Laura Heyman (Co-Director, Brewer Harris Projects): We really wanted to bring a kind of major city art energy to Syracuse while still being able to maintain a kind of welcoming sensibility to the local public that you would have in a smaller town.
McCusker: New York City-based painter Manuel Hernandez’s “Singing Wall” was carefully chosen as the inaugural exhibit for the gallery.
Heyman: It really rewards continued viewing, right? So, like, you think you’ve seen everything and then you see something else and then you see something else and then there’s like figures that repeat. McCusker: The gallery’s next event will be on Friday, free to the public, and featuring live music performances. In Syracuse, Anna McCusker, NCC News.
SYRACUSE, N.Y. (NCC News) — A new gallery opened at 138 Bank Alley in downtown Syracuse.
Brewer Harris Projects is a small, one-room gallery created by Laura Heyman and Miesha Shih. Heyman and Shih are both prominent names in the local and broader art scene, and they met through art years ago.

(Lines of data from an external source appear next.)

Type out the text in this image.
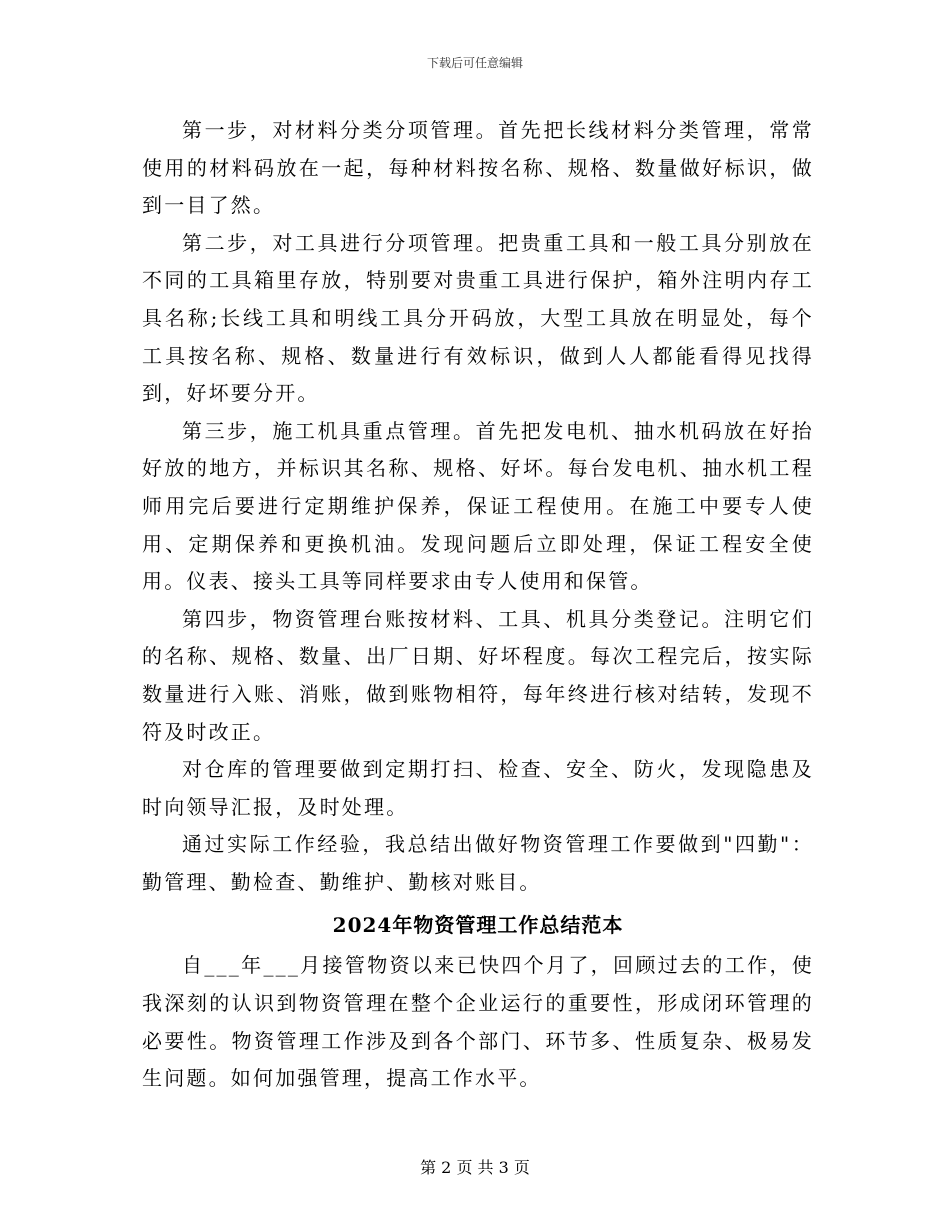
下载后可任意编辑

第一步，对材料分类分项管理。首先把长线材料分类管理，常常使用的材料码放在一起，每种材料按名称、规格、数量做好标识，做到一目了然。

第二步，对工具进行分项管理。把贵重工具和一般工具分别放在不同的工具箱里存放，特别要对贵重工具进行保护，箱外注明内存工具名称;长线工具和明线工具分开码放，大型工具放在明显处，每个工具按名称、规格、数量进行有效标识，做到人人都能看得见找得到，好坏要分开。

第三步，施工机具重点管理。首先把发电机、抽水机码放在好抬好放的地方，并标识其名称、规格、好坏。每台发电机、抽水机工程师用完后要进行定期维护保养，保证工程使用。在施工中要专人使用、定期保养和更换机油。发现问题后立即处理，保证工程安全使用。仪表、接头工具等同样要求由专人使用和保管。

第四步，物资管理台账按材料、工具、机具分类登记。注明它们的名称、规格、数量、出厂日期、好坏程度。每次工程完后，按实际数量进行入账、消账，做到账物相符，每年终进行核对结转，发现不符及时改正。

对仓库的管理要做到定期打扫、检查、安全、防火，发现隐患及时向领导汇报，及时处理。

通过实际工作经验，我总结出做好物资管理工作要做到"四勤"：勤管理、勤检查、勤维护、勤核对账目。

2024年物资管理工作总结范本

自___年___月接管物资以来已快四个月了，回顾过去的工作，使我深刻的认识到物资管理在整个企业运行的重要性，形成闭环管理的必要性。物资管理工作涉及到各个部门、环节多、性质复杂、极易发生问题。如何加强管理，提高工作水平。

第 2 页 共 3 页
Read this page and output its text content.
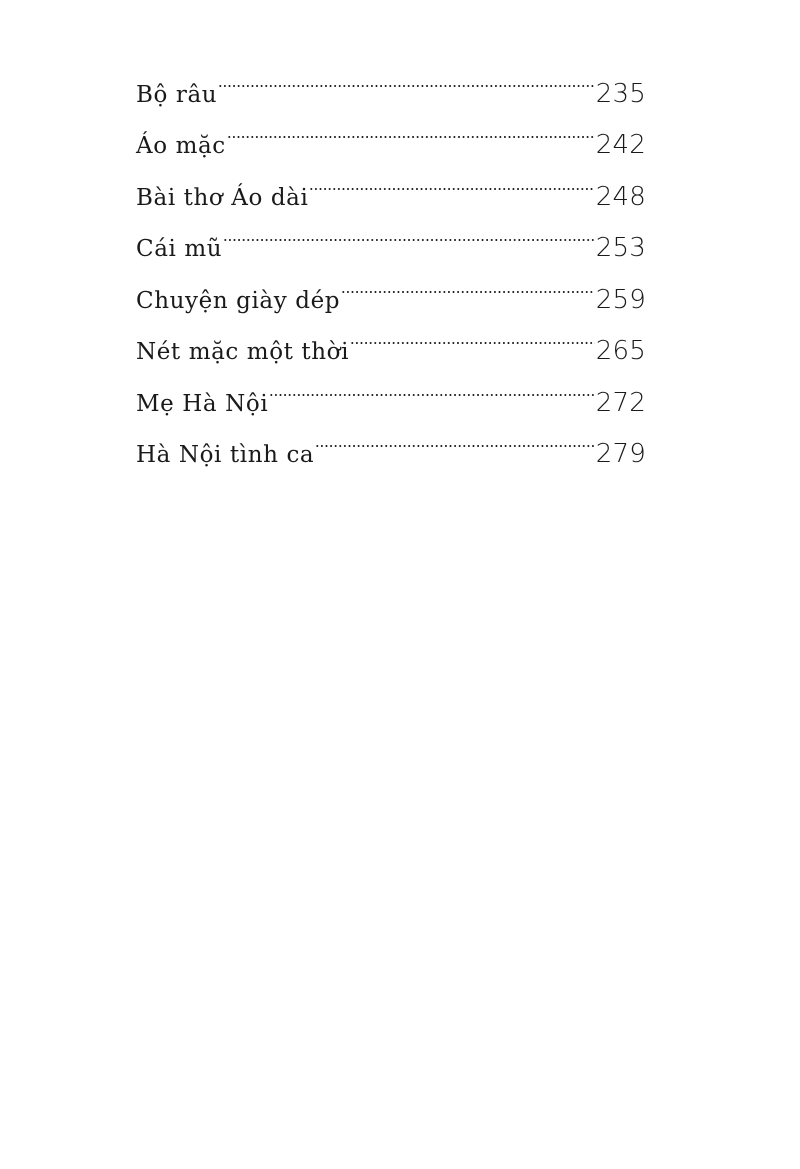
Bộ râu	235
Áo mặc	242
Bài thơ Áo dài	248
Cái mũ	253
Chuyện giày dép	259
Nét mặc một thời	265
Mẹ Hà Nội	272
Hà Nội tình ca	279
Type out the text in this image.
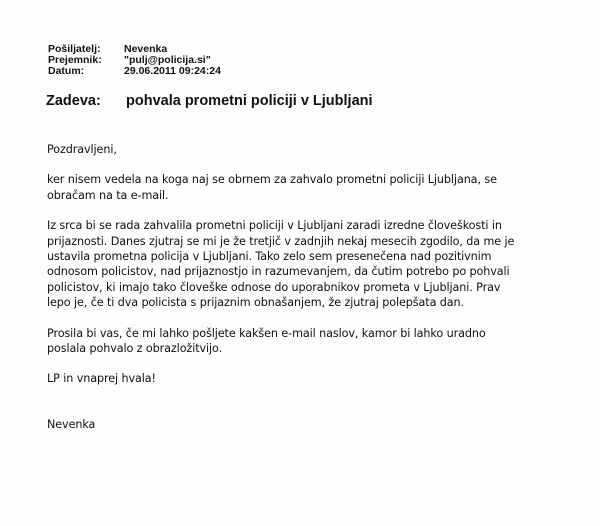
Pošiljatelj:	Nevenka
Prejemnik:	"pulj@policija.si"
Datum:	29.06.2011 09:24:24
Zadeva:	pohvala prometni policiji v Ljubljani

Pozdravljeni,

ker nisem vedela na koga naj se obrnem za zahvalo prometni policiji Ljubljana, se obračam na ta e-mail.

Iz srca bi se rada zahvalila prometni policiji v Ljubljani zaradi izredne človeškosti in prijaznosti. Danes zjutraj se mi je že tretjič v zadnjih nekaj mesecih zgodilo, da me je ustavila prometna policija v Ljubljani. Tako zelo sem presenečena nad pozitivnim odnosom policistov, nad prijaznostjo in razumevanjem, da čutim potrebo po pohvali policistov, ki imajo tako človeške odnose do uporabnikov prometa v Ljubljani. Prav lepo je, če ti dva policista s prijaznim obnašanjem, že zjutraj polepšata dan.

Prosila bi vas, če mi lahko pošljete kakšen e-mail naslov, kamor bi lahko uradno poslala pohvalo z obrazložitvijo.

LP in vnaprej hvala!

Nevenka
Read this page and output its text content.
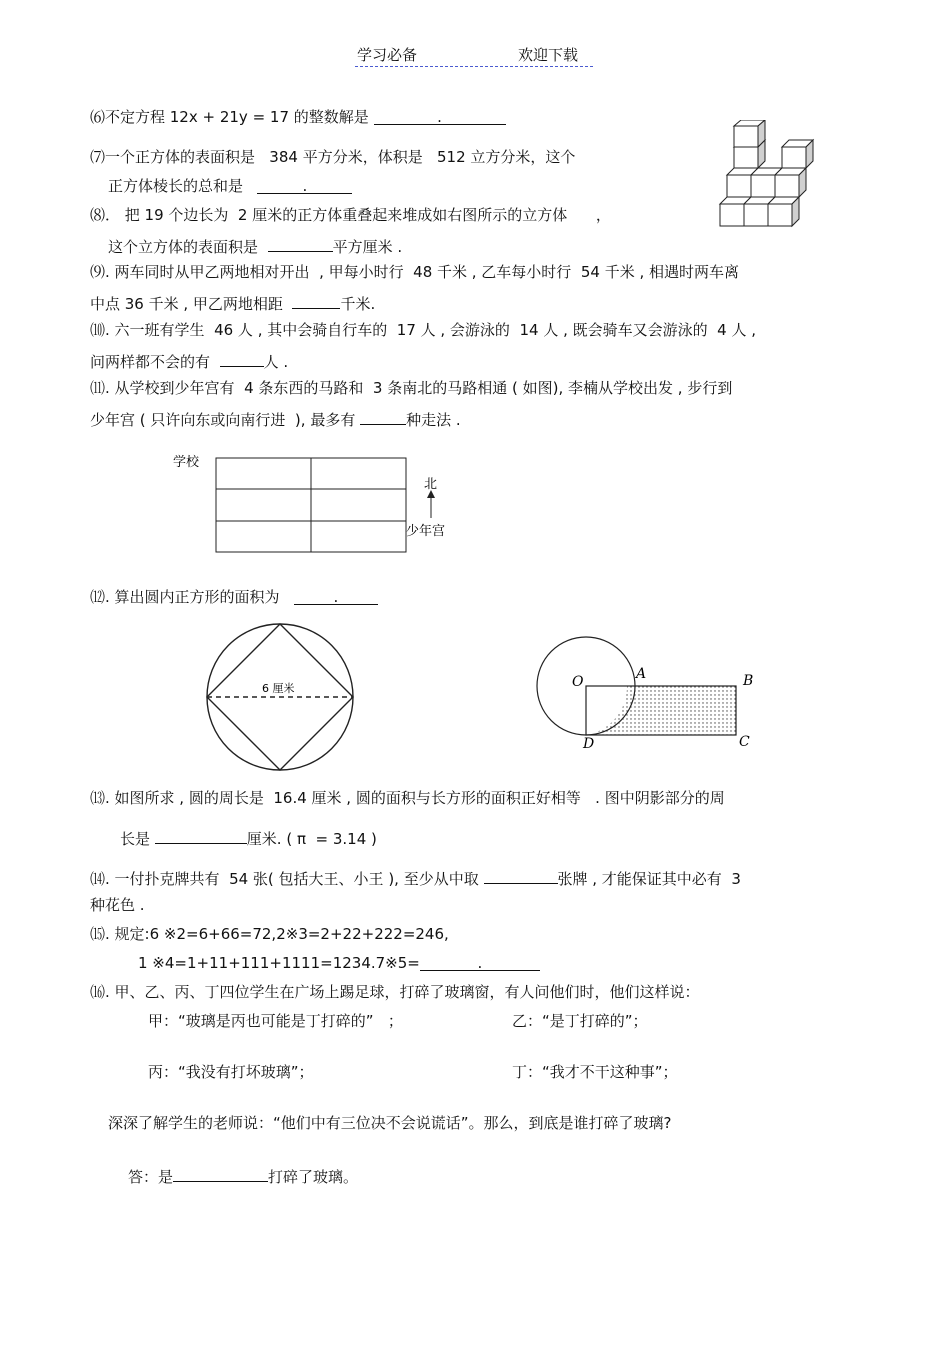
学习必备	欢迎下载
⑹不定方程 12x + 21y = 17 的整数解是	.
⑺一个正方体的表面积是   384 平方分米，体积是   512 立方分米，这个
正方体棱长的总和是	.
⑻． 把 19 个边长为  2 厘米的正方体重叠起来堆成如右图所示的立方体      ，
这个立方体的表面积是	平方厘米 .
⑼. 两车同时从甲乙两地相对开出  , 甲每小时行  48 千米 , 乙车每小时行  54 千米 , 相遇时两车离
中点 36 千米 , 甲乙两地相距	千米.
⑽. 六一班有学生  46 人 , 其中会骑自行车的  17 人 , 会游泳的  14 人 , 既会骑车又会游泳的  4 人 ,
问两样都不会的有	人 .
⑾. 从学校到少年宫有  4 条东西的马路和  3 条南北的马路相通 ( 如图), 李楠从学校出发 , 步行到
少年宫 ( 只许向东或向南行进  ), 最多有	种走法 .
学校
北
少年宫
⑿. 算出圆内正方形的面积为	.
6 厘米	O	A	B
C
D
⒀. 如图所求 , 圆的周长是  16.4 厘米 , 圆的面积与长方形的面积正好相等   . 图中阴影部分的周
长是	厘米. ( π  = 3.14 )
⒁. 一付扑克牌共有  54 张( 包括大王、小王 ), 至少从中取	张牌 , 才能保证其中必有  3
种花色 .
⒂. 规定:6 ※2=6+66=72,2※3=2+22+222=246,
1 ※4=1+11+111+1111=1234.7※5=	.
⒃. 甲、乙、丙、丁四位学生在广场上踢足球，打碎了玻璃窗，有人问他们时，他们这样说：
甲：“玻璃是丙也可能是丁打碎的”   ；	乙：“是丁打碎的”；
丙：“我没有打坏玻璃”；	丁：“我才不干这种事”；
深深了解学生的老师说：“他们中有三位决不会说谎话”。那么，到底是谁打碎了玻璃?
答：是	打碎了玻璃。
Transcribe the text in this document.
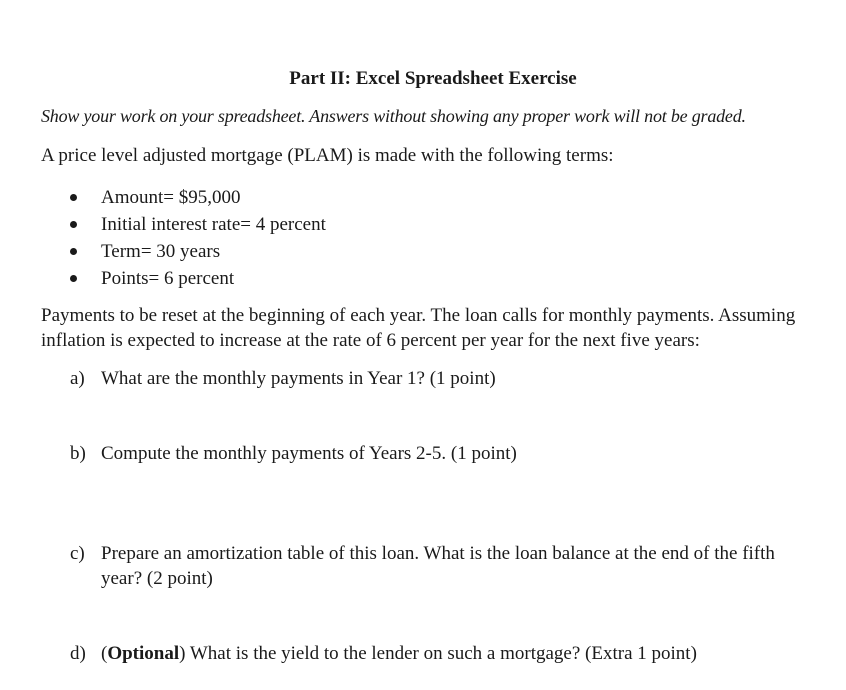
Part II: Excel Spreadsheet Exercise
Show your work on your spreadsheet. Answers without showing any proper work will not be graded.
A price level adjusted mortgage (PLAM) is made with the following terms:
Amount= $95,000
Initial interest rate= 4 percent
Term= 30 years
Points= 6 percent
Payments to be reset at the beginning of each year. The loan calls for monthly payments. Assuming inflation is expected to increase at the rate of 6 percent per year for the next five years:
a) What are the monthly payments in Year 1? (1 point)
b) Compute the monthly payments of Years 2-5. (1 point)
c) Prepare an amortization table of this loan. What is the loan balance at the end of the fifth year? (2 point)
d) (Optional) What is the yield to the lender on such a mortgage? (Extra 1 point)
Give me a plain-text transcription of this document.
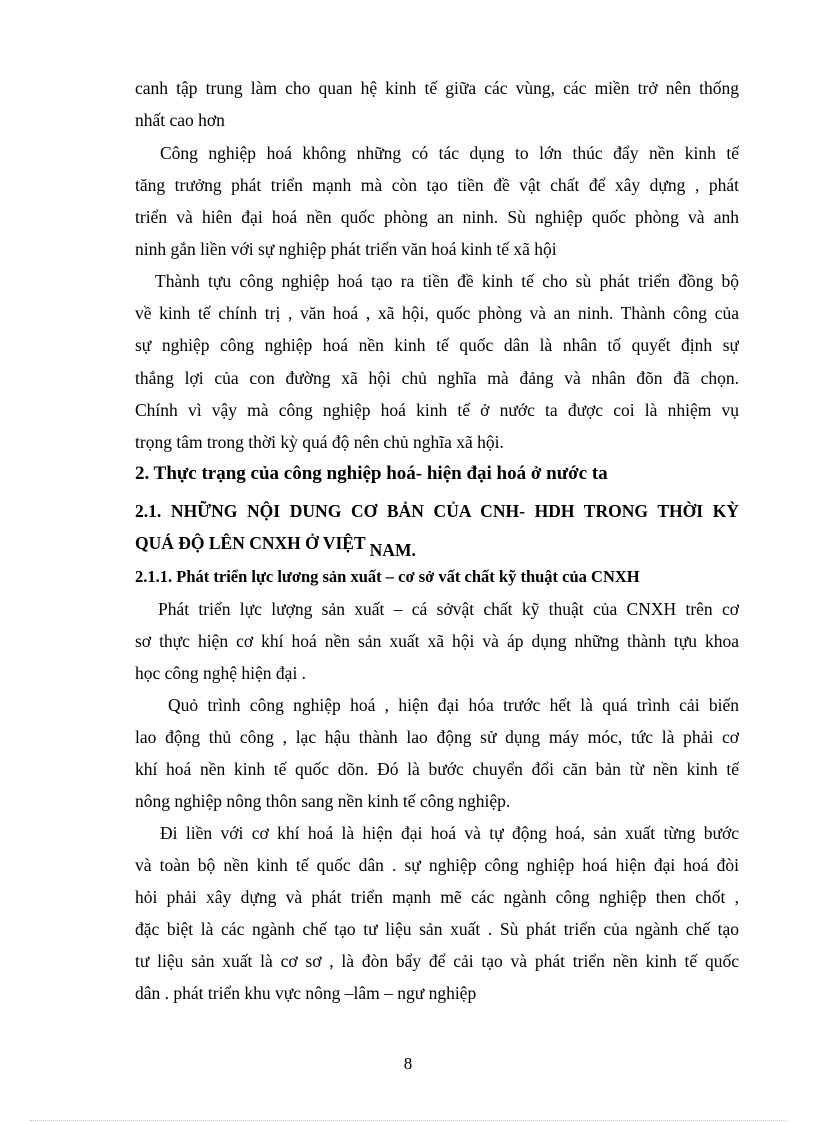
canh tập trung làm cho quan hệ kinh tế giữa các vùng, các miền trở nên thống
nhất cao hơn
Công nghiệp hoá không những có tác dụng to lớn thúc đẩy nền kinh tế
tăng trưởng phát triển mạnh mà còn tạo tiền đề vật chất để xây dựng , phát
triển và hiên đại hoá nền quốc phòng an ninh. Sù nghiệp quốc phòng và anh
ninh gắn liền với sự nghiệp phát triển văn hoá kinh tế xã hội
Thành tựu công nghiệp hoá tạo ra tiền đề kinh tế cho sù phát triển đồng bộ
về kinh tế chính trị , văn hoá , xã hội, quốc phòng và an ninh. Thành công của
sự nghiệp công nghiệp hoá nền kinh tế quốc dân là nhân tố quyết định sự
thắng lợi của con đường xã hội chủ nghĩa mà đảng và nhân đõn đã chọn.
Chính vì vậy mà công nghiệp hoá kinh tế ở nước ta được coi là nhiệm vụ
trọng tâm trong thời kỳ quá độ nên chủ nghĩa xã hội.
2. Thực trạng của công nghiệp hoá- hiện đại hoá ở nước ta
2.1. NHỮNG NỘI DUNG CƠ BẢN CỦA CNH- HDH TRONG THỜI KỲ
QUÁ ĐỘ LÊN CNXH Ở VIỆT NAM.
2.1.1. Phát triển lực lương sản xuất – cơ sở vất chất kỹ thuật của CNXH
Phát triển lực lượng sản xuất – cá sởvật chất kỹ thuật của CNXH trên cơ
sơ thực hiện cơ khí hoá nền sản xuất xã hội và áp dụng những thành tựu khoa
học công nghệ hiện đại .
Quỏ trình công nghiệp hoá , hiện đại hóa trước hết là quá trình cải biến
lao động thủ công , lạc hậu thành lao động sử dụng máy móc, tức là phải cơ
khí hoá nền kinh tế quốc dõn. Đó là bước chuyển đổi căn bản từ nền kinh tế
nông nghiệp nông thôn sang nền kinh tế công nghiệp.
Đi liền với cơ khí hoá là hiện đại hoá và tự động hoá, sản xuất từng bước
và toàn bộ nền kinh tế quốc dân . sự nghiệp công nghiệp hoá hiện đại hoá đòi
hỏi phải xây dựng và phát triển mạnh mẽ các ngành công nghiệp then chốt ,
đặc biệt là các ngành chế tạo tư liệu sản xuất . Sù phát triển của ngành chế tạo
tư liệu sản xuất là cơ sơ , là đòn bẩy để cải tạo và phát triển nền kinh tế quốc
dân . phát triển khu vực nông –lâm – ngư nghiệp
8
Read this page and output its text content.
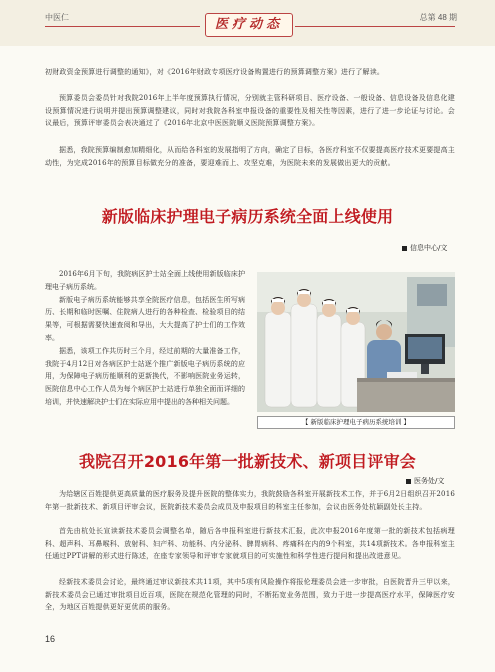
中医仁	医疗动态	总第 48 期

初财政资金预算进行调整的通知》，对《2016年财政专项医疗设备购置进行的预算调整方案》进行了解读。

预算委员会委员针对我院2016年上半年度预算执行情况，分别就主管科研项目、医疗设备、一般设备、信息设备及信息化建设预算情况进行说明并提出预算调整建议，同时对我院各科室申报设备的重要性及相关性等因素，进行了进一步论证与讨论。会议最后，预算评审委员会表决通过了《2016年北京中医医院顺义医院预算调整方案》。

据悉，我院预算编制愈加精细化，从而给各科室的发展指明了方向，确定了目标，各医疗科室不仅要提高医疗技术更要提高主动性，为完成2016年的预算目标做充分的准备，要迎难而上、攻坚克难，为医院未来的发展做出更大的贡献。

新版临床护理电子病历系统全面上线使用
信息中心/文

2016年6月下旬，我院病区护士站全面上线使用新版临床护理电子病历系统。

新版电子病历系统能够共享全院医疗信息，包括医生所写病历、长期和临时医嘱、住院病人进行的各种检查、检验项目的结果等，可根据需要快速查阅和导出，大大提高了护士们的工作效率。

据悉，该项工作共历时三个月，经过前期的大量准备工作，我院于4月12日对各病区护士站逐个推广新版电子病历系统的应用，为保障电子病历能顺利的更新换代，不影响医院业务运转，医院信息中心工作人员为每个病区护士站进行单独全面而详细的培训，并快速解决护士们在实际应用中提出的各种相关问题。

【 新版临床护理电子病历系统培训 】
我院召开2016年第一批新技术、新项目评审会
医务处/文

为给辖区百姓提供更高质量的医疗服务及提升医院的整体实力，我院鼓励各科室开展新技术工作，并于6月2日组织召开2016年第一批新技术、新项目评审会议，医院新技术委员会成员及申报项目的科室主任参加，会议由医务处杭颖副处长主持。

首先由杭处长宣读新技术委员会调整名单，随后各申报科室进行新技术汇报，此次申报2016年度第一批的新技术包括病理科、超声科、耳鼻喉科、放射科、妇产科、功能科、内分泌科、脾胃病科、疼痛科在内的9个科室，共14项新技术。各申报科室主任通过PPT讲解的形式进行陈述，在座专家领导和评审专家就项目的可实施性和科学性进行提问和提出改进意见。

经新技术委员会讨论，最终通过审议新技术共11项，其中5项有风险操作将报伦理委员会进一步审批，自医院晋升三甲以来，新技术委员会已通过审批项目近百项，医院在规范化管理的同时，不断拓宽业务范围，致力于进一步提高医疗水平，保障医疗安全，为地区百姓提供更好更优质的服务。

16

Shih had wanted to open a gallery for a while, and after inviting Heyman to give her advice on the project, the two decided to partner together with the goal of highlighting the work of underrepresented artists and making the art accessible to the community.
“We really wanted to bring a kind of major city art energy to Syracuse, while still being able to maintain a kind of welcoming sensibility to the local public that you would have in a smaller town,” Heyman said.
Riley Sottile is a student at Syracuse University and a research assistant at Brewer Harris Projects. She noticed the lack of life in the art scene around Syracuse and how this gallery is helping to change that.
“There’s a lot of street art on murals, on the walls and stuff and I have that at home too, but there’s not as many places you can go to really look at art, unless you’re going to the art museum,” Sottile said. “So, I just think that being a part of something that adds more is really important.”
The inaugural exhibition chosen for the grand opening of Brewer Harris Projects is called “The Singing Wall” and is by New York City-based painter, Manuel Hernandez. Hernandez’s work focuses on representing contemporary Native American people within Latin America, specifically around topics of migration.
Heyman said Hernandez’s artwork is thoughtful and has many elements for viewers to discover.
“You think you’ve seen everything and then you see something else and then there’s like figures that repeat,” she said.
Heyman said she hopes the gallery and its art will impact viewers the way any art would – by letting them step away from their everyday lives.